People Who Are Finding the Way

By David Mendosa

Last Update: October 22, 2001

One of the few people who use a palmtop computer to control his diabetes is an engineer in Michigan named Robert Hocking. It takes a lot of work, but his standards of control are high.

Robert Hocking "My blood sugar goal is to be 80 at all times," Robert says. "My last hemoglobin A1c test was around 4.5, so all this work is worth it."

Not many people would be obsessed enough to go through all the work it takes, he says. "Because I am an engineer and very mathematical, I put together a spreadsheet with several formulas that work with a custom database that is also on the palmtop."

Robert weighs or measures every single thing that goes in his mouth. Then he takes the food entry from the database and copies it to a spreadsheet, which calculates exactly how many grams of carbohydrates, protein, and fiber are in the food. The spreadsheet then calculates how many grams of available carbohydrates the food has by subtracting out the grams of fiber. Then it transfers the number of available carbohydrate and protein grams to another area in the spreadsheet, which calculates the insulin injection.

"All of this sounds complicated—and developing it was," Robert says. "But using it really is not complicated, and the outcome is definitely worth it."

Most of the formulas that he uses come from the book by Richard K. Bernstein, Dr.

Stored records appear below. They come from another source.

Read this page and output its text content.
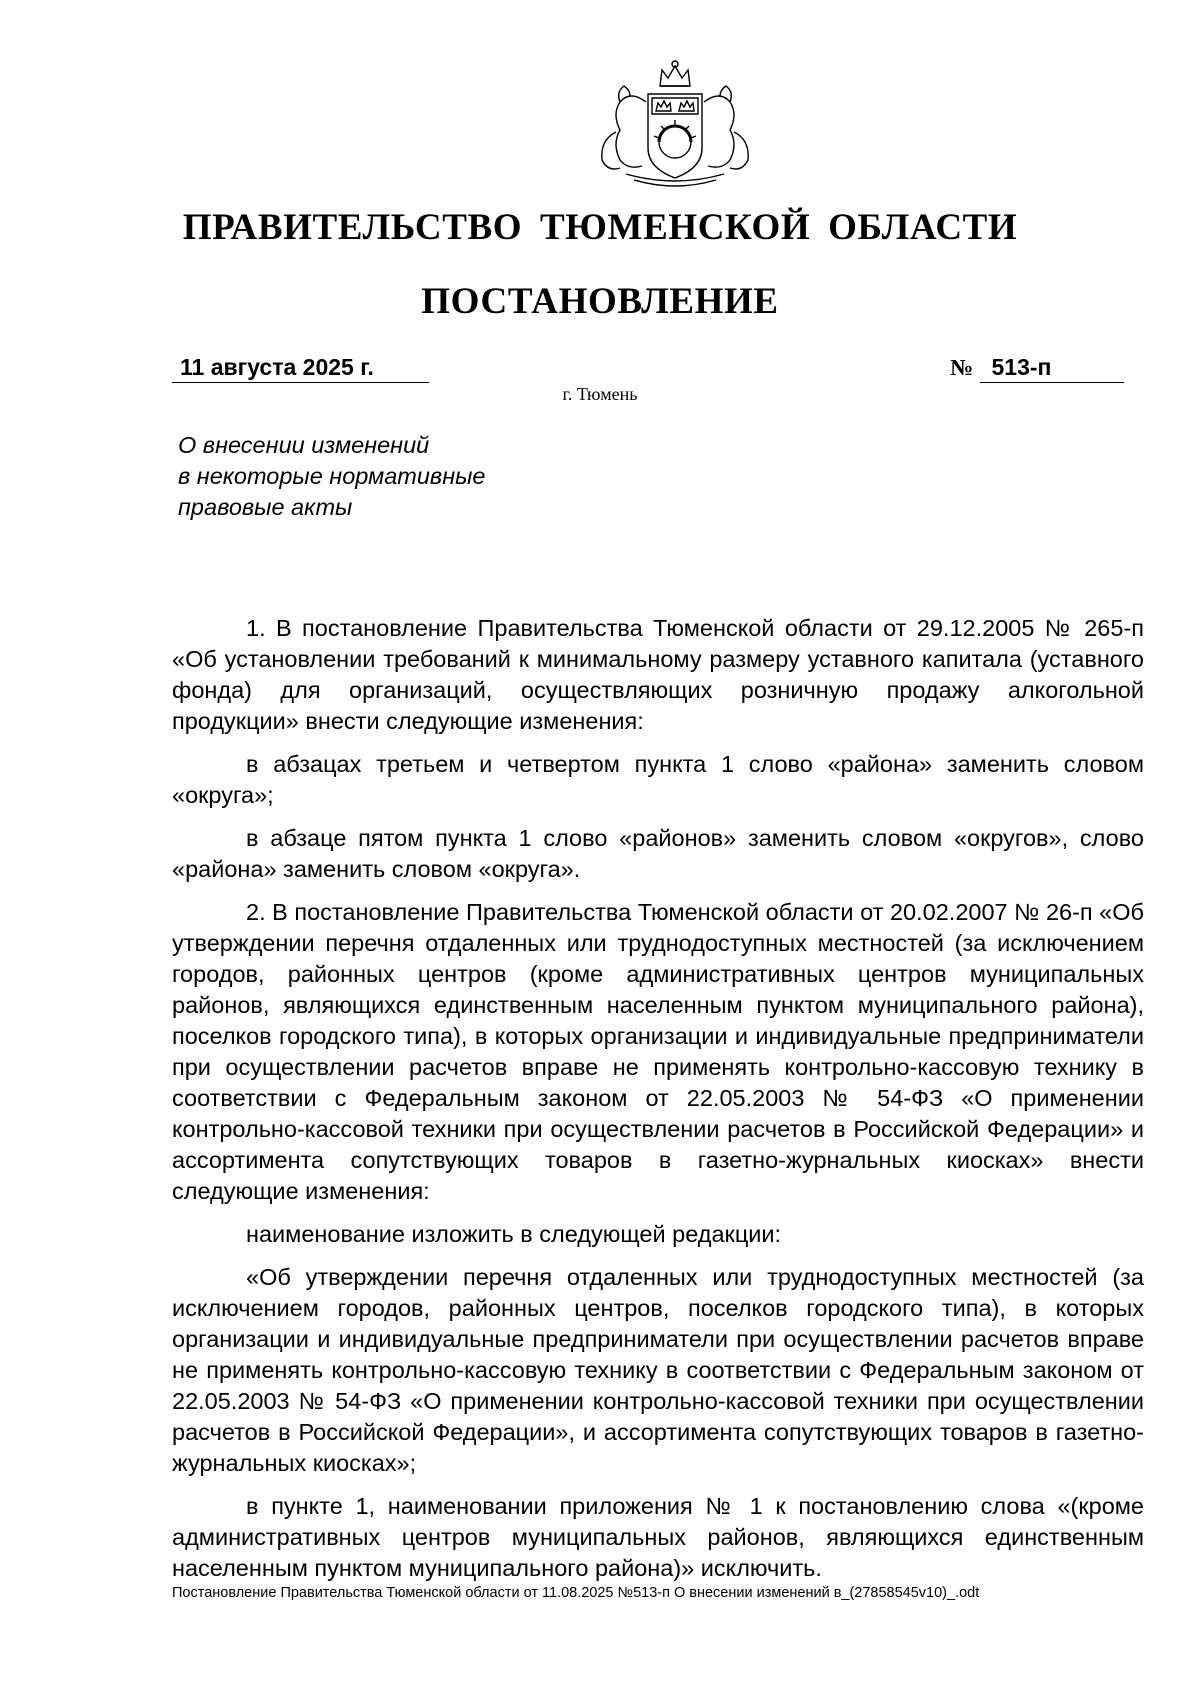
ПРАВИТЕЛЬСТВО ТЮМЕНСКОЙ ОБЛАСТИ
ПОСТАНОВЛЕНИЕ
11 августа 2025 г.	№ 513-п
г. Тюмень
О внесении изменений
в некоторые нормативные
правовые акты

1. В постановление Правительства Тюменской области от 29.12.2005 № 265-п «Об установлении требований к минимальному размеру уставного капитала (уставного фонда) для организаций, осуществляющих розничную продажу алкогольной продукции» внести следующие изменения:

в абзацах третьем и четвертом пункта 1 слово «района» заменить словом «округа»;

в абзаце пятом пункта 1 слово «районов» заменить словом «округов», слово «района» заменить словом «округа».

2. В постановление Правительства Тюменской области от 20.02.2007 № 26-п «Об утверждении перечня отдаленных или труднодоступных местностей (за исключением городов, районных центров (кроме административных центров муниципальных районов, являющихся единственным населенным пунктом муниципального района), поселков городского типа), в которых организации и индивидуальные предприниматели при осуществлении расчетов вправе не применять контрольно-кассовую технику в соответствии с Федеральным законом от 22.05.2003 № 54-ФЗ «О применении контрольно-кассовой техники при осуществлении расчетов в Российской Федерации» и ассортимента сопутствующих товаров в газетно-журнальных киосках» внести следующие изменения:

наименование изложить в следующей редакции:

«Об утверждении перечня отдаленных или труднодоступных местностей (за исключением городов, районных центров, поселков городского типа), в которых организации и индивидуальные предприниматели при осуществлении расчетов вправе не применять контрольно-кассовую технику в соответствии с Федеральным законом от 22.05.2003 № 54-ФЗ «О применении контрольно-кассовой техники при осуществлении расчетов в Российской Федерации», и ассортимента сопутствующих товаров в газетно-журнальных киосках»;

в пункте 1, наименовании приложения № 1 к постановлению слова «(кроме административных центров муниципальных районов, являющихся единственным населенным пунктом муниципального района)» исключить.

Постановление Правительства Тюменской области от 11.08.2025 №513-п О внесении изменений в_(27858545v10)_.odt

Bernstein's Diabetes Solution (Little, Brown, 1997). "I picked up Dr. Bernstein's book, one by Dr. [Robert C.] Atkins, and the protein power books [by Doctors Michael R. and Mary Dan Eades]. They made me decide to get my diabetes under control."

When doctors diagnosed Robert's diabetes in 1992, they started him on a sulfonylurea drug, but it gave him only limited control over his diabetes. "Had I known then what I know now, I would have gone on insulin in a heartbeat," he recalls.

Nevertheless, when he decided to give insulin a try, "it was a nightmare," Robert says. Rather than covering the food that he was going to eat at the meal, his doctor put him on a sliding scale based on his pre-meal blood glucose reading. His numbers were all over the place.

Now Robert bases his insulin dose on what he eats. Currently he is taking 13 units of insulin a day—just enough to cover his meals—plus 15 units in the evening.

Robert takes his blood glucose readings three hours after finishing the meal. He's careful about the timing too.

"I carry a pager with an alarm to remind me," Robert says. Then he adjusts his level up or down with a little insulin or a glucose tablet.

For most people the highest reading would be about two hours after eating. But as Robert fine-tuned his calculations he discovered that he has gastroparesis, or delayed stomach emptying. So instead of taking fast-acting insulin before a meal, he eats and then injects. "That, for me, has been a perfect match," Robert says.